Reproachless wrought, twining the slender thread
From the light distaff; or, in the skilful loom,
Weaving rich tissues, or, with glowing tints
Of rich embroidery, pleased to decorate
The mantle of her lord. And it was well;
For in such sheltered and congenial sphere
Content with duty dwells."
The great veneration for home, and love for its pursuits and associations, grew weaker and weaker as the state exchanged a popular government for the reign of military dictators and kings. In the Augustan age, though instances of female virtue, nobility, and culture are not few, we find from the scanty records of female history of those times extant, which, indeed, are merely incidental, that woman is less often the ideal of self-sacrificing worth and of retiring modesty, less noted for her attachment to her family, her home, and her domestic pursuits, less careful in the training of her children, than formerly. In earlier times, no Roman matron coveted the infamous character of a masculine conspirator; no Roman woman left her quiet hearth disgracefully to insult the remains of a murdered citizen; no Roman woman had instigated a civil war, or proscribed her victims for assassination.

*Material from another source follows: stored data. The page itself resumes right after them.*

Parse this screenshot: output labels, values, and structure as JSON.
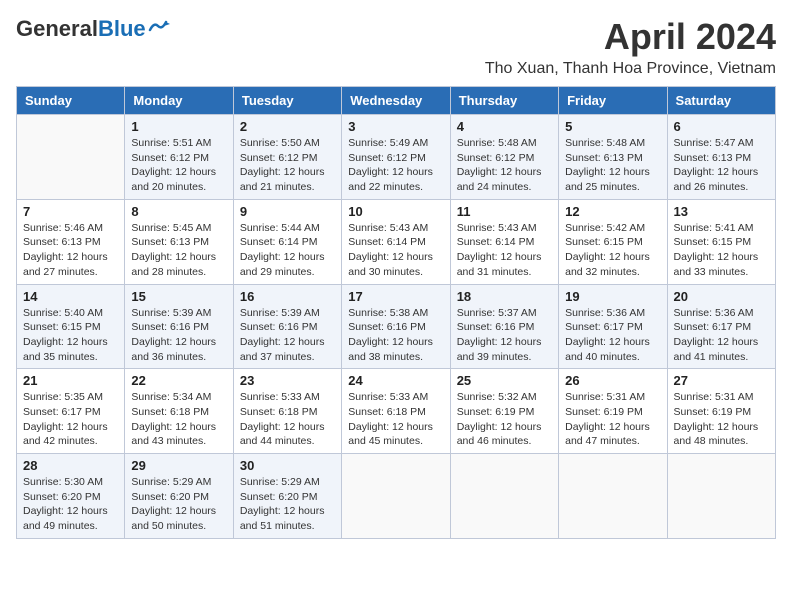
{
  "header": {
    "logo_general": "General",
    "logo_blue": "Blue",
    "month_year": "April 2024",
    "location": "Tho Xuan, Thanh Hoa Province, Vietnam"
  },
  "weekdays": [
    "Sunday",
    "Monday",
    "Tuesday",
    "Wednesday",
    "Thursday",
    "Friday",
    "Saturday"
  ],
  "weeks": [
    [
      {
        "day": "",
        "info": ""
      },
      {
        "day": "1",
        "info": "Sunrise: 5:51 AM\nSunset: 6:12 PM\nDaylight: 12 hours\nand 20 minutes."
      },
      {
        "day": "2",
        "info": "Sunrise: 5:50 AM\nSunset: 6:12 PM\nDaylight: 12 hours\nand 21 minutes."
      },
      {
        "day": "3",
        "info": "Sunrise: 5:49 AM\nSunset: 6:12 PM\nDaylight: 12 hours\nand 22 minutes."
      },
      {
        "day": "4",
        "info": "Sunrise: 5:48 AM\nSunset: 6:12 PM\nDaylight: 12 hours\nand 24 minutes."
      },
      {
        "day": "5",
        "info": "Sunrise: 5:48 AM\nSunset: 6:13 PM\nDaylight: 12 hours\nand 25 minutes."
      },
      {
        "day": "6",
        "info": "Sunrise: 5:47 AM\nSunset: 6:13 PM\nDaylight: 12 hours\nand 26 minutes."
      }
    ],
    [
      {
        "day": "7",
        "info": "Sunrise: 5:46 AM\nSunset: 6:13 PM\nDaylight: 12 hours\nand 27 minutes."
      },
      {
        "day": "8",
        "info": "Sunrise: 5:45 AM\nSunset: 6:13 PM\nDaylight: 12 hours\nand 28 minutes."
      },
      {
        "day": "9",
        "info": "Sunrise: 5:44 AM\nSunset: 6:14 PM\nDaylight: 12 hours\nand 29 minutes."
      },
      {
        "day": "10",
        "info": "Sunrise: 5:43 AM\nSunset: 6:14 PM\nDaylight: 12 hours\nand 30 minutes."
      },
      {
        "day": "11",
        "info": "Sunrise: 5:43 AM\nSunset: 6:14 PM\nDaylight: 12 hours\nand 31 minutes."
      },
      {
        "day": "12",
        "info": "Sunrise: 5:42 AM\nSunset: 6:15 PM\nDaylight: 12 hours\nand 32 minutes."
      },
      {
        "day": "13",
        "info": "Sunrise: 5:41 AM\nSunset: 6:15 PM\nDaylight: 12 hours\nand 33 minutes."
      }
    ],
    [
      {
        "day": "14",
        "info": "Sunrise: 5:40 AM\nSunset: 6:15 PM\nDaylight: 12 hours\nand 35 minutes."
      },
      {
        "day": "15",
        "info": "Sunrise: 5:39 AM\nSunset: 6:16 PM\nDaylight: 12 hours\nand 36 minutes."
      },
      {
        "day": "16",
        "info": "Sunrise: 5:39 AM\nSunset: 6:16 PM\nDaylight: 12 hours\nand 37 minutes."
      },
      {
        "day": "17",
        "info": "Sunrise: 5:38 AM\nSunset: 6:16 PM\nDaylight: 12 hours\nand 38 minutes."
      },
      {
        "day": "18",
        "info": "Sunrise: 5:37 AM\nSunset: 6:16 PM\nDaylight: 12 hours\nand 39 minutes."
      },
      {
        "day": "19",
        "info": "Sunrise: 5:36 AM\nSunset: 6:17 PM\nDaylight: 12 hours\nand 40 minutes."
      },
      {
        "day": "20",
        "info": "Sunrise: 5:36 AM\nSunset: 6:17 PM\nDaylight: 12 hours\nand 41 minutes."
      }
    ],
    [
      {
        "day": "21",
        "info": "Sunrise: 5:35 AM\nSunset: 6:17 PM\nDaylight: 12 hours\nand 42 minutes."
      },
      {
        "day": "22",
        "info": "Sunrise: 5:34 AM\nSunset: 6:18 PM\nDaylight: 12 hours\nand 43 minutes."
      },
      {
        "day": "23",
        "info": "Sunrise: 5:33 AM\nSunset: 6:18 PM\nDaylight: 12 hours\nand 44 minutes."
      },
      {
        "day": "24",
        "info": "Sunrise: 5:33 AM\nSunset: 6:18 PM\nDaylight: 12 hours\nand 45 minutes."
      },
      {
        "day": "25",
        "info": "Sunrise: 5:32 AM\nSunset: 6:19 PM\nDaylight: 12 hours\nand 46 minutes."
      },
      {
        "day": "26",
        "info": "Sunrise: 5:31 AM\nSunset: 6:19 PM\nDaylight: 12 hours\nand 47 minutes."
      },
      {
        "day": "27",
        "info": "Sunrise: 5:31 AM\nSunset: 6:19 PM\nDaylight: 12 hours\nand 48 minutes."
      }
    ],
    [
      {
        "day": "28",
        "info": "Sunrise: 5:30 AM\nSunset: 6:20 PM\nDaylight: 12 hours\nand 49 minutes."
      },
      {
        "day": "29",
        "info": "Sunrise: 5:29 AM\nSunset: 6:20 PM\nDaylight: 12 hours\nand 50 minutes."
      },
      {
        "day": "30",
        "info": "Sunrise: 5:29 AM\nSunset: 6:20 PM\nDaylight: 12 hours\nand 51 minutes."
      },
      {
        "day": "",
        "info": ""
      },
      {
        "day": "",
        "info": ""
      },
      {
        "day": "",
        "info": ""
      },
      {
        "day": "",
        "info": ""
      }
    ]
  ]
}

Fulvia, the ambitious wife of Mark Antony, did all this. After the assassination of Clodius, she raised a sedition. Imitating, or rather out-rivalling the cruelty of her husband, she joined in his proscriptions, that Roman blood might flow by Roman hands still more freely. After the great Cicero had been slain in a spirit of the most relentless and vindictive cruelty, and his head brought to Antony, Fulvia took it on her knees, broke out in a torrent of cowardly and abusive epithets on the character of the deceased, and then, with the most fiendish inhumanity, pierced his tongue with her golden bodkin. During the absence of her husband in the East, she not only endeavored to stir up insurrections, but sold the government of provinces and decreed unmerited triumphs. What an eternity of infamy should be hers for such deeds as these! What an example in the wife of a ruler for the imitation of an empire! When such a spirit actuates the female mind, when coupled with ambition, recommended by beauty and intelligence, and supported by power, it is sadly to be deplored. That ambition which at any time induces woman to step beyond her sphere, to take upon her shoulders masculine responsibilities, to take part in political struggles and sectional wrangles, to usurp the places and duties of those who were created and destined to cherish and protect her, it is, for her own sake, to be regretted. Such attempts are not only pernicious in their influence, but they tend to render those unhappy who make them. Such are the results of our reflection and observation, and such is the lesson taught by impartial history.
In the life of Fulvia, however, we do not get a fair representation of the female character of her time, but merely some of its tendencies. A spirit of insubordination to the laws of place and the rules of decorum; an overweening ambition that steps without household limits; assumption of power far beyond the reach of female duties; arrogance and haughtiness from the high official station of the husband; vindictive cruelty to avenge a fancied or a real wrong; prodigality and masculine pride, oftener perceptible in this age than formerly—were unmistakable indications of its character and tendencies. Yet the picture was not altogether sad, though at various points dark shadows were visible. Here and there the heaviness of the prospect was relieved by the most delightful views and cheering lights. The wife of the second Brutus is portrayed by the great limner of human character, in "Julius Cæsar," as worthy the beautiful tribute bestowed by her husband.